Leaders of oil host communities in the Niger Delta region and the Minister of State for Petroleum, Timipre Sylva, on Tuesday traded tackles over the 10% recommendation of profit to be paid to the communities by the late President Shehu Musa Yar’adua.

The opposing views by the leaders of oil host communities who were present in their numbers were triggered by a fresh recommendation in the PIB that 2.5% would be remitted to the host communities against late Yar’adua’s 10% that didn’t see the light of the day.

Late Yar’adua’s administration at the time in the 6th National Assembly recommended the 10% to be paid by Oil Companies doing businesses in the Niger Delta to mitigate hardships occasioned by oil exploration in the region.

Speaking during the second day at the Public hearing on the Petroleum Industry bill (PIB) in Abuja, the host communities producing oil and Gas also suggested the immediate scrapping of the Niger Delta Development Commission (NDDC).

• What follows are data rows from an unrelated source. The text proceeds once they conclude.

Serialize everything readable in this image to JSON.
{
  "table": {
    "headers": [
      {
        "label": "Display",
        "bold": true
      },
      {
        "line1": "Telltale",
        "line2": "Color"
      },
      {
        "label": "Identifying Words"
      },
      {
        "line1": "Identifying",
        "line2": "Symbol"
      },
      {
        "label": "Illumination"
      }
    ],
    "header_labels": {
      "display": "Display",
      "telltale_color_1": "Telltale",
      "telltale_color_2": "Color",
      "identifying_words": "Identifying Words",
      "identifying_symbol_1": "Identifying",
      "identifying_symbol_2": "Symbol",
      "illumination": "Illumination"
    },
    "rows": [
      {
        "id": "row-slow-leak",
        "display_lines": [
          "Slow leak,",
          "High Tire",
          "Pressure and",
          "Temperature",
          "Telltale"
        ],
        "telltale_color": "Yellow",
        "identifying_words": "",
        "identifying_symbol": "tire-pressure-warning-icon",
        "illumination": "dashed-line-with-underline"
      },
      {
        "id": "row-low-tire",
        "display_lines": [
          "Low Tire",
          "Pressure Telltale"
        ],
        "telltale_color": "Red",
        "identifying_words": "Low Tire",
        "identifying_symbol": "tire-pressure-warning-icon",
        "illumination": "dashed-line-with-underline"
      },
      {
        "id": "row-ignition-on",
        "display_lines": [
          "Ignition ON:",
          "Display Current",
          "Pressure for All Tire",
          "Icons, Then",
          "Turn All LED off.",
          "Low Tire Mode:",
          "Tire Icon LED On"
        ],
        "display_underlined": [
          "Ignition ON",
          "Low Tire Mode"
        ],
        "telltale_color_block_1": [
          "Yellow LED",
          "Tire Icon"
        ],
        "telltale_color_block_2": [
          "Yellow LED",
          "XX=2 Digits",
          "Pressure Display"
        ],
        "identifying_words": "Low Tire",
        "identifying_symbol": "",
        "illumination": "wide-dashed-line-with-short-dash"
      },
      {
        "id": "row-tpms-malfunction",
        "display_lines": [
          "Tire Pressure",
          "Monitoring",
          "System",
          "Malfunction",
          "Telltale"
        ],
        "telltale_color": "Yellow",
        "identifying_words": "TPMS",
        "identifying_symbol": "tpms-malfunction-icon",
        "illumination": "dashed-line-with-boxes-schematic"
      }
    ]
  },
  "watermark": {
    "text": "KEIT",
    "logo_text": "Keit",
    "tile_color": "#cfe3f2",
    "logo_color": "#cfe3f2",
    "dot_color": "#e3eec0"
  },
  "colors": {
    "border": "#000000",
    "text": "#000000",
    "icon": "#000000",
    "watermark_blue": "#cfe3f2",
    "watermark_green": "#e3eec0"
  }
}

NDDC, they maintained, has outlived its usefulness and has been turned into a conduit pipe for the privileged few Niger Deltans, which they added, “the scrapping would pave way for another agency to be created to address the needs of the region.”

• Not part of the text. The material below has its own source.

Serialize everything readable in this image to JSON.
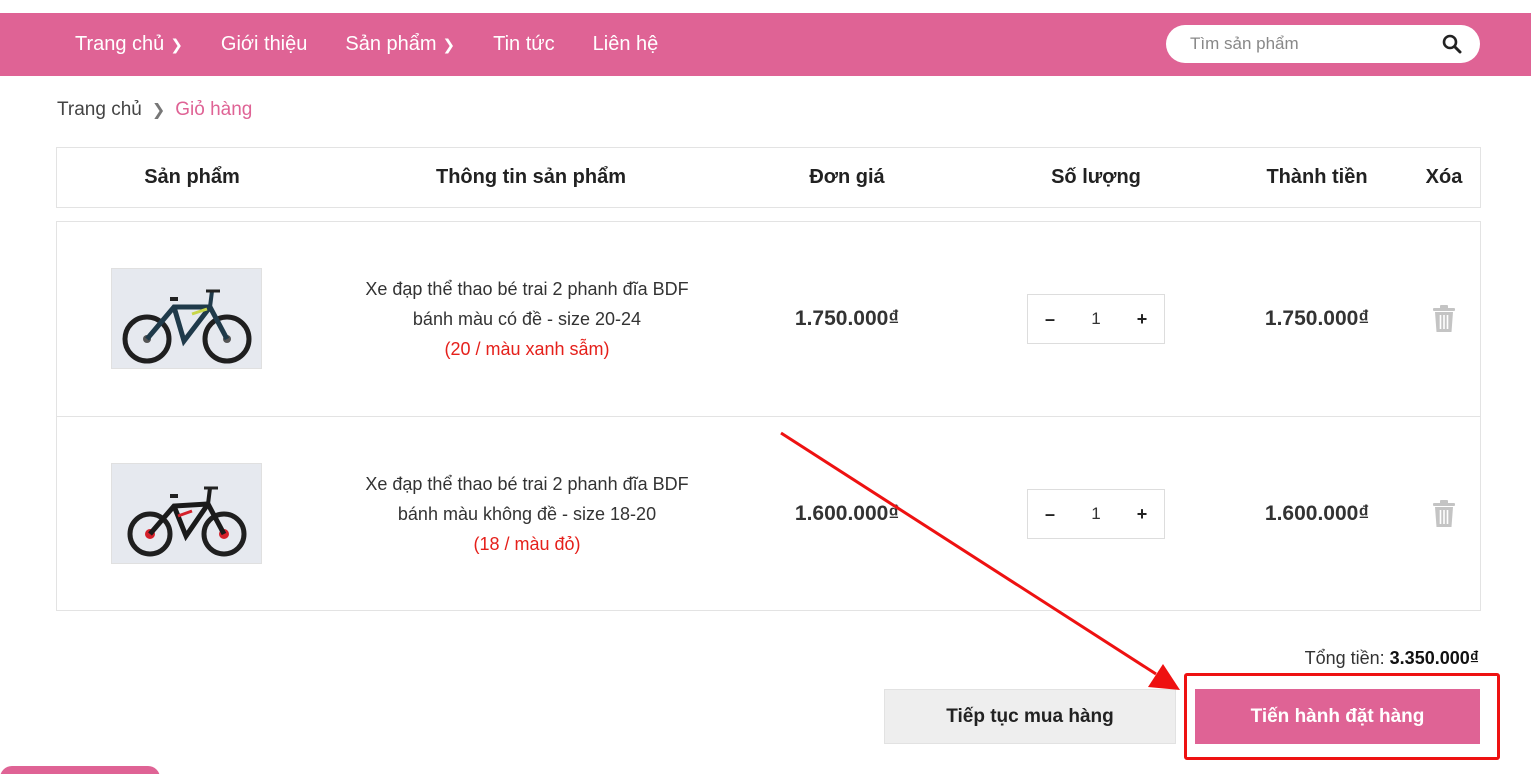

The National President of the Host Communities producing Oil and Gas, (HOSTCOM), High Chief Benjamin Style Tams, lamented that all the interventionist agencies established by the Federal Government for the development of host communities had failed.

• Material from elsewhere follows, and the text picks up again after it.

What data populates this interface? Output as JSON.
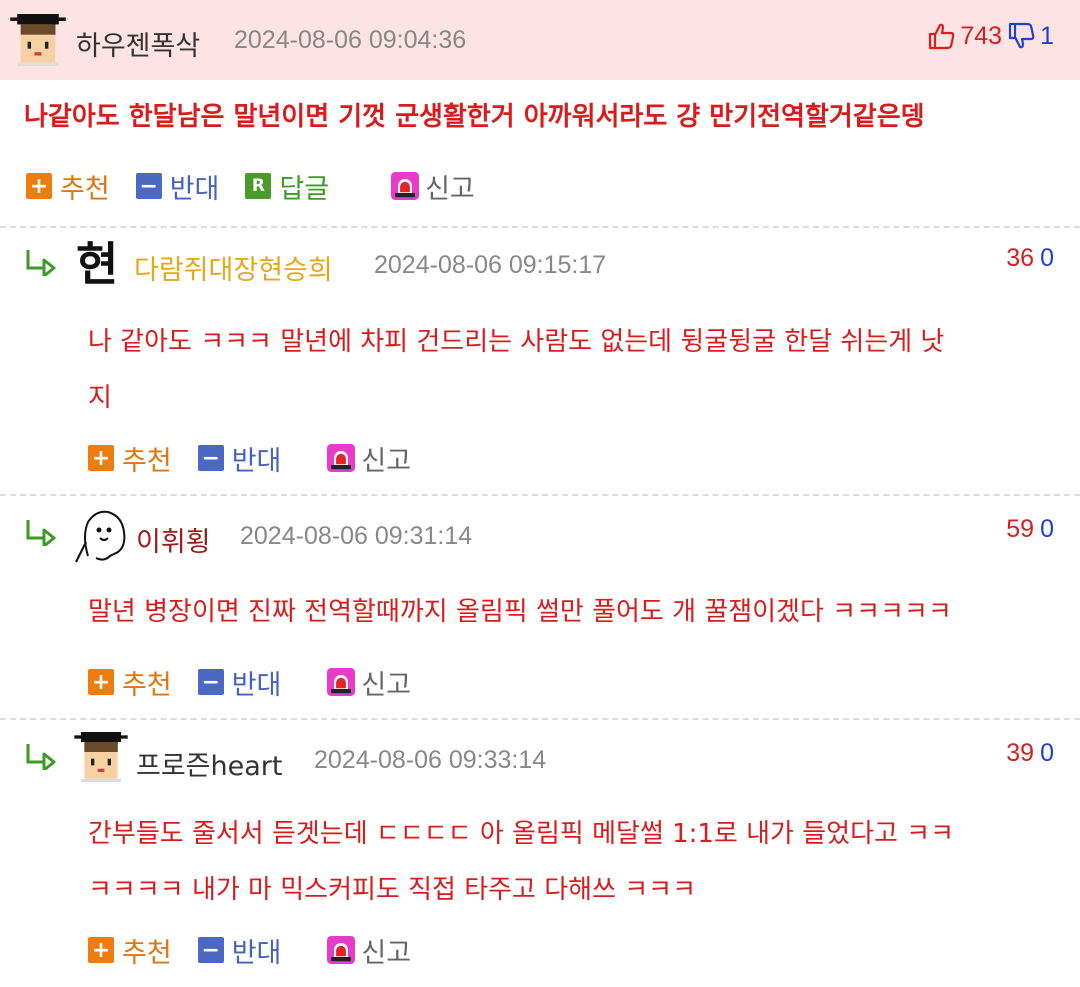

He insisted that NDDC should be scrapped, adding that it has become a cesspool of corruption, while he recommended the establishment of “Host Communities Producing Oil and Gas Commission.”

“What we want is 10% equity remittance from the various oil firms to respective host communities as proposed in the PIB considered in the 7th National Assembly but not assented to.

“It is even very annoying that having reduced the 10% to 5% in the last bill considered by the 8th National Assembly, it is further slashed to 2.5% in the current bill.

“This is not acceptable to us as host communities of the oil producing firms. The 10% earlier proposed must be worked upon if the bill is to be acceptable to the various communities bearing the brunt”, he fumed.

But speaking further in an interview with the press after the joint Committee public hearing, the Minister differed, saying:

“I speak advisably as a member of the Host Community myself. If you have to look at it properly, you will see that 10 per cent of profit is different from 10 per cent of the operation cost from the various oil firms.

“Before now, you had the provision of 10 percent of profit and profit means that if I don’t declare it, you don’t have anything. I can decide to say 100 per cent of profit and not declare any profit, so you don’t get anything.

“But in this case, it’s 2.5 per cent of the OPEX. So, at the end of the year, you look at your operating cost and take 2.5 per cent of that cost to the budget of the next year.

“As far as we are concerned, we have made a very fair proposal. Fair to the host communities, to the country and to the oil companies.”

He added that provisions made in the bill were just proposals before the National Assembly.